Now in the last portion of our trip, we have been visiting a school a few days a week to give them lessons in health promotion and to do a photo voice project. The children in this school have been selected for a variety of reasons to attend this somewhat smaller primary school, with about 300 students who attend in the mornings and afternoons. Parents often prefer for their children to attend this school, which we were told gives preference to students from a disadvantaged background. This preference is often for the individual attention that students are given; many primary schools in the area have over 1000 students, who attend in morning and afternoon sessions. Here, the director knows all students by name.

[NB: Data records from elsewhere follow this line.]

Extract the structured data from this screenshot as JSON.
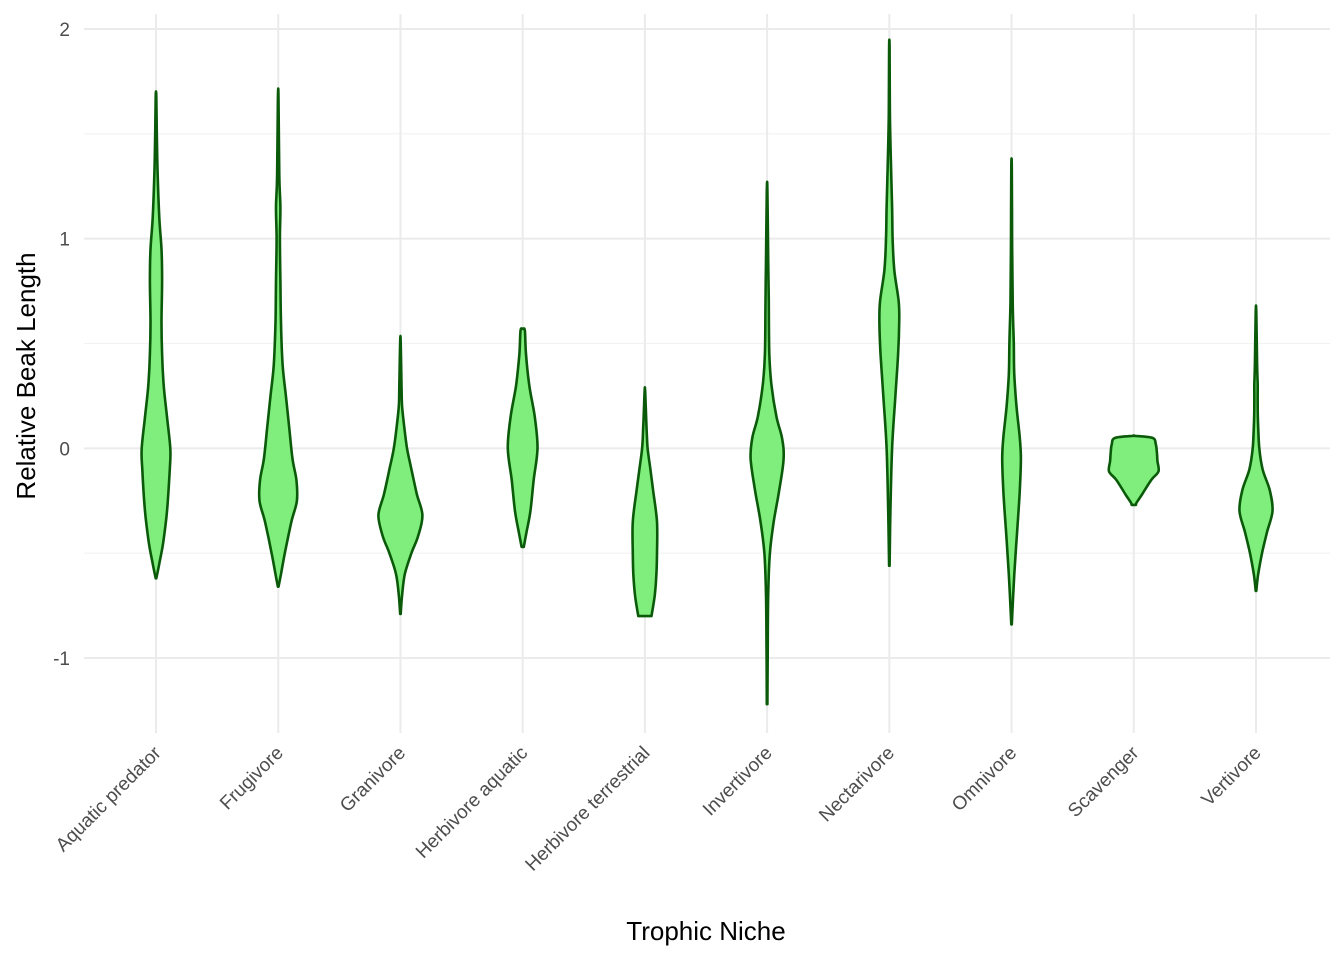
{
  "chart_data": {
    "type": "violin",
    "xlabel": "Trophic Niche",
    "ylabel": "Relative Beak Length",
    "ylim": [
      -1.35,
      2.07
    ],
    "yticks": [
      -1,
      0,
      1,
      2
    ],
    "ytick_labels": [
      "-1",
      "0",
      "1",
      "2"
    ],
    "grid": true,
    "fill_color": "#80ee7c",
    "stroke_color": "#0a5a0a",
    "categories": [
      "Aquatic predator",
      "Frugivore",
      "Granivore",
      "Herbivore aquatic",
      "Herbivore terrestrial",
      "Invertivore",
      "Nectarivore",
      "Omnivore",
      "Scavenger",
      "Vertivore"
    ],
    "violins": [
      {
        "category": "Aquatic predator",
        "profile": [
          [
            -0.62,
            0.005
          ],
          [
            -0.55,
            0.06
          ],
          [
            -0.45,
            0.13
          ],
          [
            -0.3,
            0.2
          ],
          [
            -0.1,
            0.25
          ],
          [
            0,
            0.26
          ],
          [
            0.15,
            0.2
          ],
          [
            0.3,
            0.14
          ],
          [
            0.45,
            0.11
          ],
          [
            0.6,
            0.1
          ],
          [
            0.8,
            0.11
          ],
          [
            0.95,
            0.1
          ],
          [
            1.1,
            0.06
          ],
          [
            1.3,
            0.03
          ],
          [
            1.5,
            0.015
          ],
          [
            1.68,
            0.005
          ]
        ]
      },
      {
        "category": "Frugivore",
        "profile": [
          [
            -0.66,
            0.005
          ],
          [
            -0.6,
            0.05
          ],
          [
            -0.5,
            0.12
          ],
          [
            -0.35,
            0.24
          ],
          [
            -0.25,
            0.34
          ],
          [
            -0.15,
            0.33
          ],
          [
            -0.05,
            0.26
          ],
          [
            0.1,
            0.2
          ],
          [
            0.25,
            0.14
          ],
          [
            0.4,
            0.08
          ],
          [
            0.6,
            0.05
          ],
          [
            0.8,
            0.04
          ],
          [
            1.0,
            0.03
          ],
          [
            1.15,
            0.04
          ],
          [
            1.3,
            0.02
          ],
          [
            1.67,
            0.005
          ]
        ]
      },
      {
        "category": "Granivore",
        "profile": [
          [
            -0.79,
            0.005
          ],
          [
            -0.7,
            0.03
          ],
          [
            -0.6,
            0.08
          ],
          [
            -0.5,
            0.2
          ],
          [
            -0.42,
            0.32
          ],
          [
            -0.32,
            0.4
          ],
          [
            -0.22,
            0.3
          ],
          [
            -0.1,
            0.2
          ],
          [
            0,
            0.12
          ],
          [
            0.1,
            0.07
          ],
          [
            0.2,
            0.03
          ],
          [
            0.3,
            0.02
          ],
          [
            0.51,
            0.005
          ]
        ]
      },
      {
        "category": "Herbivore aquatic",
        "profile": [
          [
            -0.47,
            0.02
          ],
          [
            -0.4,
            0.07
          ],
          [
            -0.3,
            0.14
          ],
          [
            -0.15,
            0.2
          ],
          [
            0,
            0.27
          ],
          [
            0.15,
            0.22
          ],
          [
            0.3,
            0.12
          ],
          [
            0.45,
            0.06
          ],
          [
            0.56,
            0.04
          ],
          [
            0.57,
            0.005
          ]
        ]
      },
      {
        "category": "Herbivore terrestrial",
        "profile": [
          [
            -0.8,
            0.12
          ],
          [
            -0.7,
            0.18
          ],
          [
            -0.6,
            0.21
          ],
          [
            -0.5,
            0.22
          ],
          [
            -0.35,
            0.22
          ],
          [
            -0.2,
            0.15
          ],
          [
            -0.1,
            0.1
          ],
          [
            0,
            0.05
          ],
          [
            0.1,
            0.03
          ],
          [
            0.27,
            0.005
          ]
        ]
      },
      {
        "category": "Invertivore",
        "profile": [
          [
            -1.22,
            0.005
          ],
          [
            -1.0,
            0.01
          ],
          [
            -0.7,
            0.02
          ],
          [
            -0.5,
            0.05
          ],
          [
            -0.35,
            0.12
          ],
          [
            -0.2,
            0.22
          ],
          [
            -0.05,
            0.3
          ],
          [
            0.05,
            0.27
          ],
          [
            0.15,
            0.17
          ],
          [
            0.3,
            0.08
          ],
          [
            0.45,
            0.04
          ],
          [
            0.7,
            0.03
          ],
          [
            0.9,
            0.02
          ],
          [
            1.23,
            0.005
          ]
        ]
      },
      {
        "category": "Nectarivore",
        "profile": [
          [
            -0.56,
            0.005
          ],
          [
            -0.3,
            0.02
          ],
          [
            0,
            0.05
          ],
          [
            0.25,
            0.11
          ],
          [
            0.45,
            0.16
          ],
          [
            0.6,
            0.18
          ],
          [
            0.7,
            0.17
          ],
          [
            0.85,
            0.09
          ],
          [
            1.0,
            0.06
          ],
          [
            1.15,
            0.05
          ],
          [
            1.35,
            0.03
          ],
          [
            1.6,
            0.01
          ],
          [
            1.91,
            0.005
          ]
        ]
      },
      {
        "category": "Omnivore",
        "profile": [
          [
            -0.84,
            0.005
          ],
          [
            -0.6,
            0.05
          ],
          [
            -0.4,
            0.1
          ],
          [
            -0.2,
            0.15
          ],
          [
            -0.05,
            0.17
          ],
          [
            0.05,
            0.15
          ],
          [
            0.2,
            0.09
          ],
          [
            0.35,
            0.05
          ],
          [
            0.5,
            0.04
          ],
          [
            0.7,
            0.02
          ],
          [
            1.0,
            0.01
          ],
          [
            1.34,
            0.005
          ]
        ]
      },
      {
        "category": "Scavenger",
        "profile": [
          [
            -0.27,
            0.04
          ],
          [
            -0.26,
            0.05
          ],
          [
            -0.22,
            0.15
          ],
          [
            -0.15,
            0.32
          ],
          [
            -0.11,
            0.45
          ],
          [
            -0.06,
            0.43
          ],
          [
            -0.02,
            0.42
          ],
          [
            0.02,
            0.4
          ],
          [
            0.05,
            0.34
          ],
          [
            0.06,
            0.004
          ]
        ]
      },
      {
        "category": "Vertivore",
        "profile": [
          [
            -0.68,
            0.005
          ],
          [
            -0.6,
            0.04
          ],
          [
            -0.5,
            0.11
          ],
          [
            -0.4,
            0.2
          ],
          [
            -0.3,
            0.3
          ],
          [
            -0.2,
            0.25
          ],
          [
            -0.1,
            0.12
          ],
          [
            0,
            0.06
          ],
          [
            0.1,
            0.04
          ],
          [
            0.2,
            0.03
          ],
          [
            0.3,
            0.03
          ],
          [
            0.4,
            0.02
          ],
          [
            0.65,
            0.005
          ]
        ]
      }
    ]
  }
}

This sort of attention can be critical for children, especially since school is only compulsory until the 6th grade in Costa Rica, and primary school may be the only formal education that many citizens complete. Additionally, since this school serves a border town between Costa Rica and Nicaragua, they receive many complicated trans-border issues like undocumented families, and health problems that are not covered by the Costa Rican healthcare system which is considered by most people to be the best in Central America.
A few laps around the school probably makes for better concentration. The teachers occasionally stopped them from playing too rough, but probably just because we were there trying to work in the school yard with a few of the students.
When we arrive right before the afternoon students begin classes, the school is absolute chaos; I have noticed that in schools in the US, they get much less time to run around and play sports. These students, on the other hand, have about an hour of play before classes even start, and have breaks between classes to blow steam. Students are lightly supervised, and often dirty their uniforms before school even begins, but I believe very strongly that exercising outside is important to a child’s development.
We are working with a few students that the teachers selected to do a photo voice project. Each student was given a disposable camera to take photos of the important things in their life, and in the life around them. Later, we printed the photos, and brought them back to the students to talk about the significance behind each photo. These images came out great and the students seemed to have enjoyed the process. The maturity and ability to execute this project surprised me, although I think that the process should change in the future to take advantage of the familiarity that this new generation of youth have with digital photography. Some of them were so accustomed to taking photos with their own cellphones that they were simultaneously telling us about photos they had taken with our disposable cameras and pulling out their own devices to show us other special experiences in their lives.
Students gathering around while we discussed captions and experiences taking photos.
While we were working with the students, others crowded around to make comments on their work and were interested in the hard copies of photos that we have around. Luckily, we were able to follow through as planned and present the students with their hard copies of the photos at the end as a keepsake. In the digital age, few children knew what negatives were! It was fun to explain to eager children how they worked and how they were the old way that people made copies of photos. Few places in the area we are now are able to use them, which was an unforeseen complication!
A lesson in using negatives, which I hadn’t seen in a very long time!
Many took photos of people working around the region and demonstrated their respect for a good work ethic. Another student took mostly photos of the environment around him: trees, flowers, sloths, and agricultural workers all made their way into the set of photos. He talked later about the importance of conservation, which is a common sentiment in Costa Rica that is often hard to encounter in the United States. Many of them took photos of their pets, which are plentiful in the area. Although it is only in middle class homes that pets are allowed into the home, many families have dogs and cats that wander around and are taken care of by various neighbors. I surprisingly do not find myself afraid of dogs wandering around here, because most are so friendly. Over the course of our visit many families were recipients of new puppies and kittens!
On the last day that we went to the school, Costa Rica had a match in the world cup. Since it’s impossible to get children to concentrate while they are so excited, and the sport is so important to the country that the president actually announced that all workers are to be given off two hours to watch every match with Costa Rica in the world cup, they had set up a projector so that the whole school could watch the game together. An important sentiment that struck me is the ability to pause the normal schedule for something so important to the unity of the community and country. I’m sure that these create amazing memories for children as they socialize in school—plus, Costa Rica won!